Sharon Van Etten | Tramp

Sharon Van Etten

Tramp

[Jagjaguwar; 2012]

7.9

ENCONTRE: Site oficial

por Yuri de Castro; 06/03/2012

“Tramp” é um álbum de 2012 e, antes de ser um dado, isto é um mérito para o registro com as premissas iniciais deste terceiro registro da cantora Sharon Van Etten. E é estranho afirmar isto em português.

Não fomos educados em inglês, mas é pontual que vamos percebendo música como algo peculiar (a gêneros, classes etc). E isto leva a crer, talvez de forma equivocada e com um quê de lugar comum, que, assim como o futebol, esta arte é universal.

Não é. Não fomos pois educados em inglês e, então, até hoje damos com os burros n’água quando jogamos a base do chuveirinho (gíria para a tática européia de alçar incansáveis bolas à área do adversário na tentativa de marcar gols pelo jogo aéreo). Mas o que faz um tupiniquim se encantar com 90 minutos de um jogo brucutu no qual os gols sairam de uma mesma jogada? Os gols.

Então, nem futebol e nem música são universais em sua compreensão. E, sim, os gols. E, sim, as músicas. E este é um dos principais méritos de Tramp. Assim, fica bem claro que o seu principal aspecto é, de cara, fugir de qualquer cena montada e ter, em si, e não nos bastidores ou na comemoração, os melhores motes.

Claro. Sharon quase desistiu de tudo; fora incentivada por um membro da banda TV On The Radio; viveu uma separação conturbada na qual teria escutado de seu ex-marido não ter talento para música e recebeu um telefonema de Aaron Dessner, do The National, se auto-convidando para produzir “Tramp”.

Quando sobe ao palco, ela agradece o público pela presença. Sharon é desconfortável em cima dele: erra a distância em que se deve manter diante do microfone, é hesitante ao tocar guitarra, nem sempre consegue expressar as palavras de forma clara. Mas sua música, não. E isto vai explicar um pouco o porquê deste ensaio de sair de um nicho específico no qual seria mais uma mulher que, empunhando uma guitarra, acaba soando fofa mesmo que em tragédias de pós-relacionamento.

“Tramp” é um disco de ótimas letras. O que as embala talvez seja o momento mais propício para que Sharon ande mais a vontade pelo mercado. Os acordes, um aqui, outros três acolá, fazem um meio-de-campo razoável. Mas é a voz e a intensidade de cada Sharon presente em Tramp os responsáveis pelo álbum.

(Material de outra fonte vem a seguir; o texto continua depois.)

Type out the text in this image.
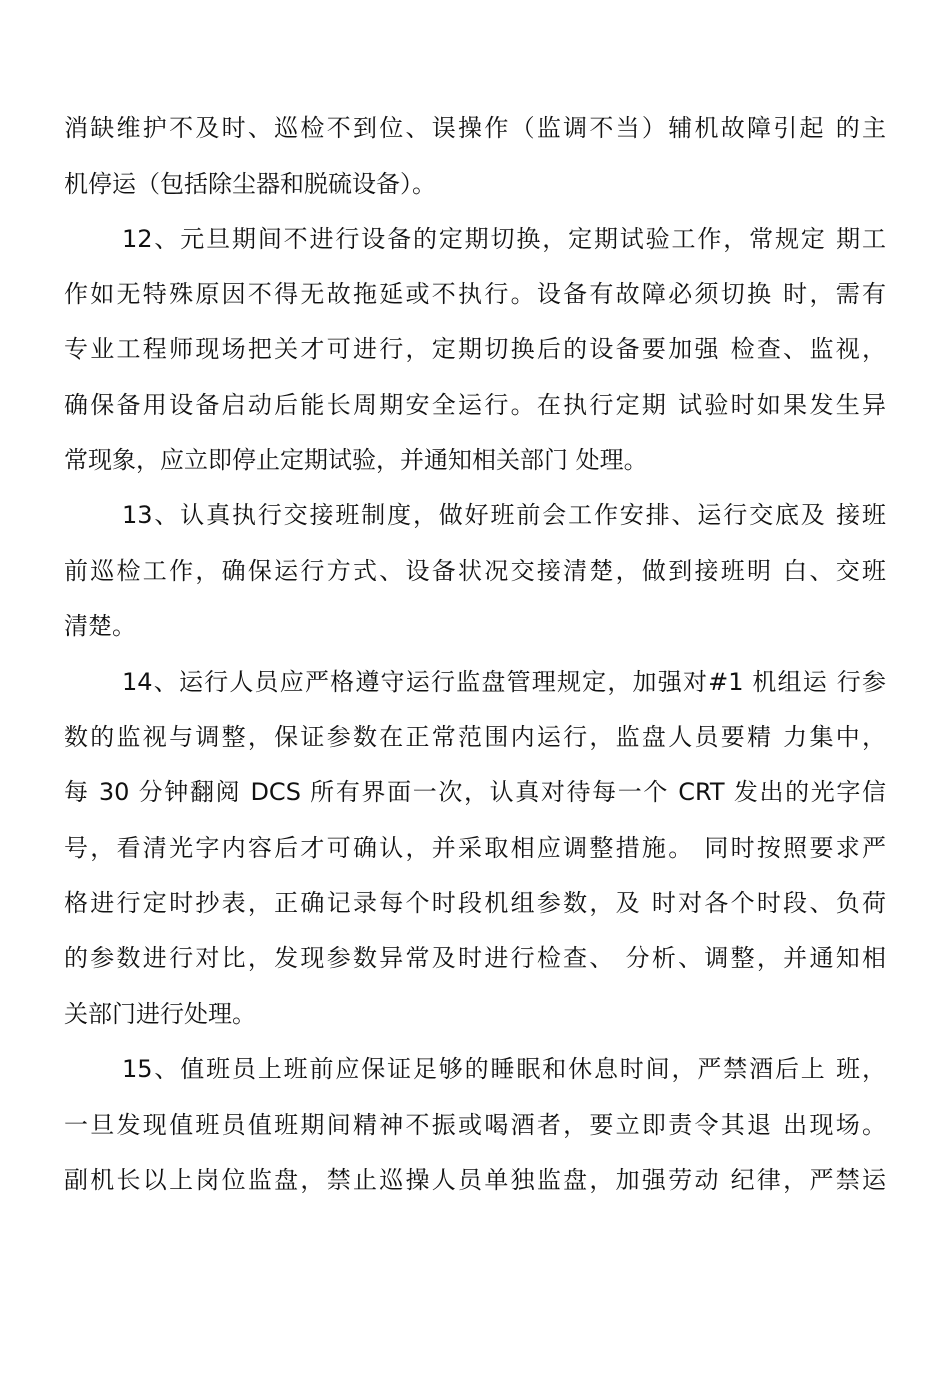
消缺维护不及时、巡检不到位、误操作（监调不当）辅机故障引起 的主
机停运（包括除尘器和脱硫设备）。
12、元旦期间不进行设备的定期切换，定期试验工作，常规定 期工
作如无特殊原因不得无故拖延或不执行。设备有故障必须切换 时，需有
专业工程师现场把关才可进行，定期切换后的设备要加强 检查、监视，
确保备用设备启动后能长周期安全运行。在执行定期 试验时如果发生异
常现象，应立即停止定期试验，并通知相关部门 处理。
13、认真执行交接班制度，做好班前会工作安排、运行交底及 接班
前巡检工作，确保运行方式、设备状况交接清楚，做到接班明 白、交班
清楚。
14、运行人员应严格遵守运行监盘管理规定，加强对#1 机组运 行参
数的监视与调整，保证参数在正常范围内运行，监盘人员要精 力集中，
每 30 分钟翻阅 DCS 所有界面一次，认真对待每一个 CRT 发出的光字信
号，看清光字内容后才可确认，并采取相应调整措施。 同时按照要求严
格进行定时抄表，正确记录每个时段机组参数，及 时对各个时段、负荷
的参数进行对比，发现参数异常及时进行检查、 分析、调整，并通知相
关部门进行处理。
15、值班员上班前应保证足够的睡眠和休息时间，严禁酒后上 班，
一旦发现值班员值班期间精神不振或喝酒者，要立即责令其退 出现场。
副机长以上岗位监盘，禁止巡操人员单独监盘，加强劳动 纪律，严禁运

Reta, “Warsaw”, em seus dois minutos, deixa Sharon de frente pro campo de histórias: ela insiste na existência dele, tanto que o pede alguma coisa. Ela quer se mostrar, mas o ama silenciosamente. E, aí, fica difícil pro ouvinte, então, rejeitá-la.

E isto expõe Sharon. E é isto que, por conseguinte, a leva para outros casais. Ambientados ou não no que se costuma chamar de folk, não é difícil compreender o que se diz e o que soa em Tramp porque o espaço ali é de característica pessoal.

Ironicamente, por ser unicamente de Sharon, “Tramp” é mais fácil para todos e um caminho inverso do que vem sendo publicado por todos aqueles que abusaram de um certo folk para usá-lo como recurso de escoamento do que lhes sobram à mão. E no que geralmente este folketinho encanta nestas bandas de cá é no aparente resultado final: uma música de qualidade duvidosa mas de aspecto inspirador e pessoal e, principalmente, não-brasileiro; nem sempre uma boa história, quase sempre um cruzamento para o cabeceio do grandalhão Peter Crouch. Em “Tramp”, Van Etten está muito mais para o melhor que erra o gol por caprichar demais no tento do que para o artilheiro da Barclays League que ninguém sabe quem é.